The airplane steering wheel is cool in theory but I don't think it'll make production. Too impractical and not having a full wheel to grab is going to cause issues for most drivers. Can you imagine drivers trying to grab the wheel and missing when trying to take over from autopilot in an emergency situation.
This thread deserved to be bumped back to the front page because there are a plethora of tiny details in these videos you can't get anywhere else.
The last video has a half decent low shot of the door openings and floor as you get in.
No one is even talking about the blade heating/cooling system which appears to be a line in the dash behind the monitor.
In several videos they point the camera out the back window. Then look at the sides of the inside of the bed, the LED lighting reveals the reflection of the tailgate's rails. The reflections appear bent because of some wheel arch intrusion. The sides of the inside of the bed are not completely flat.

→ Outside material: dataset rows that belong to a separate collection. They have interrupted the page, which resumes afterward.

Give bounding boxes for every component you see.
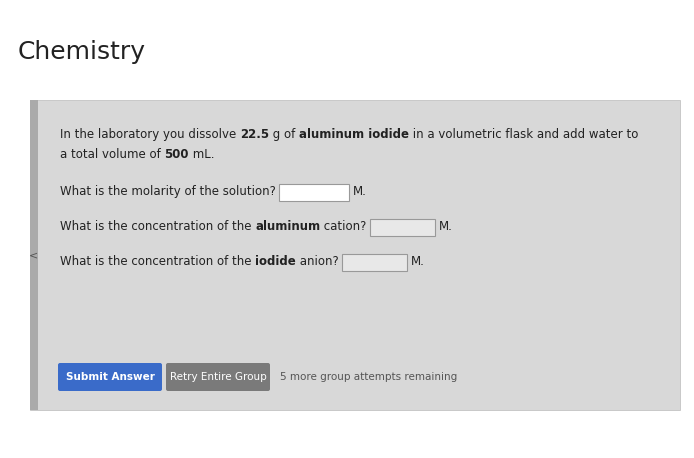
FancyBboxPatch shape	[166, 363, 270, 391]
Text: Retry Entire Group: Retry Entire Group	[169, 372, 266, 382]
Text: M.: M.	[439, 220, 452, 233]
Text: M.: M.	[353, 185, 366, 198]
Text: M.: M.	[411, 255, 425, 268]
Text: aluminum iodide: aluminum iodide	[299, 128, 409, 141]
Text: mL.: mL.	[189, 148, 214, 161]
Text: anion?: anion?	[296, 255, 339, 268]
Text: aluminum: aluminum	[255, 220, 321, 233]
Text: a total volume of: a total volume of	[60, 148, 164, 161]
Bar	[370, 219, 434, 236]
Text: What is the concentration of the: What is the concentration of the	[60, 220, 255, 233]
Text: in a volumetric flask and add water to: in a volumetric flask and add water to	[409, 128, 638, 141]
Text: Chemistry: Chemistry	[18, 40, 146, 64]
Text: g of: g of	[269, 128, 299, 141]
Text: In the laboratory you dissolve: In the laboratory you dissolve	[60, 128, 240, 141]
Text: 500: 500	[164, 148, 189, 161]
FancyBboxPatch shape	[58, 363, 162, 391]
Bar	[30, 100, 38, 410]
Text: cation?: cation?	[321, 220, 366, 233]
Text: 5 more group attempts remaining: 5 more group attempts remaining	[280, 372, 457, 382]
Text: Submit Answer: Submit Answer	[65, 372, 155, 382]
Bar	[30, 100, 680, 410]
Text: What is the concentration of the: What is the concentration of the	[60, 255, 255, 268]
Text: What is the molarity of the solution?: What is the molarity of the solution?	[60, 185, 276, 198]
Text: 22.5: 22.5	[240, 128, 269, 141]
Text: <: <	[29, 250, 39, 260]
Bar	[279, 184, 349, 201]
Text: iodide: iodide	[255, 255, 296, 268]
Bar	[341, 254, 407, 271]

HAHA! I FOUND A CURVED SURFACE! It's in the first video at the 3:00 mark.
Maybe its the reflection of the lights on the other side of the bed, mixed with the reflection of those same lights off the floor of the bed.
But it still looks curved to me.
In the first video I posted (in post #7) at the 6:36 mark, right before he moves the camera away, there is an orange light from outside the truck that is reflected. There is a clearly defined edge to the reflection.
I'm telling you, THAT panel on THAT prototype truck, is bent. There is no other explanation.
The inside of the door pillars certainly looks stamped. I guess that's a different grade of stainless.
It's only the three millimeter thick of 30? grade steel that can't be stamped. They are keeping the exact grade of stainless used in the body a trade secret for now. Three millimeters is some THICK steel.
I agree. It appears bent but the video is taken through the rear window.
"Snell's law (also known as Snell-Descartes law and the law of refraction) is a formula used to describe the relationship between the angles of incidence and refraction, when referring to light or other waves passing through a boundary between two different isotropicmedia, such as water, glass, or air."
I do not wish to do this to you, but...
In some other forums I use the name "Optic Delusion", because my father is an optician and as a youngster I received training to become an optician, but i never got into the family business because by that time the big box stores had monopolized the optician business and negated my training's usefulness. For a short while I was a professional optician. An optician makes lenses.
You want proof? This is from 2006. https://forums.bzflag.org/viewtopic.php?f=5&t=4227&start=150#p65184
In the videos above, the air-glass-air boundary is indeed producing some refraction, but everything is refracted in the exact same manner. This will not produce the appearance of some metal being bent while other parts are straight, unless of course the glass is bent or of varying thickness and acting as a lens.
My semi-professional opinion is that the law of refraction does not describe the reflections seen above.
Are you saying the glass is bent or of varying thickness?
I have heard the exoskeleton is cold rolled steel. The inner structure is not hardened steel and you can see evidence of this in the door frames. The internal structure can be stamped and is part of the safety of the CT. As the structure crumples in an accident it work hardens a absorbs the energy. This piece could be part of the structure.
Let's not forget about the power of heat and what that can do to an optically flat piece of steel.
Warping is common when flat panels are welded together. A trained welder can straighten warped metal with heat. We do it at work, and it's amazing what can be accomplished with a torch and rosebud tip. I'm sure they can produce very good results when the CT is in production, but seam welding joints will warp a flat panel.
I suspect the interior of the bed is not the 30X cold rolled stainless steel. Maybe it will be in production models, or it was in the prototype pictured above, but I agree there is panel warping in the videos, albeit pretty minor. Time will tell as to how good the final production models will be.
@Saskateam is right, there will be stamped pieces used on this truck. Inner door panels, dash supports, suspension weldments, etc. I really hope they all are made of some type of stainless steel, but chances are they will not. Although the exo-skeleton might not rust, the inner door panels may well rust away over time, in-spite of the doors exterior panel.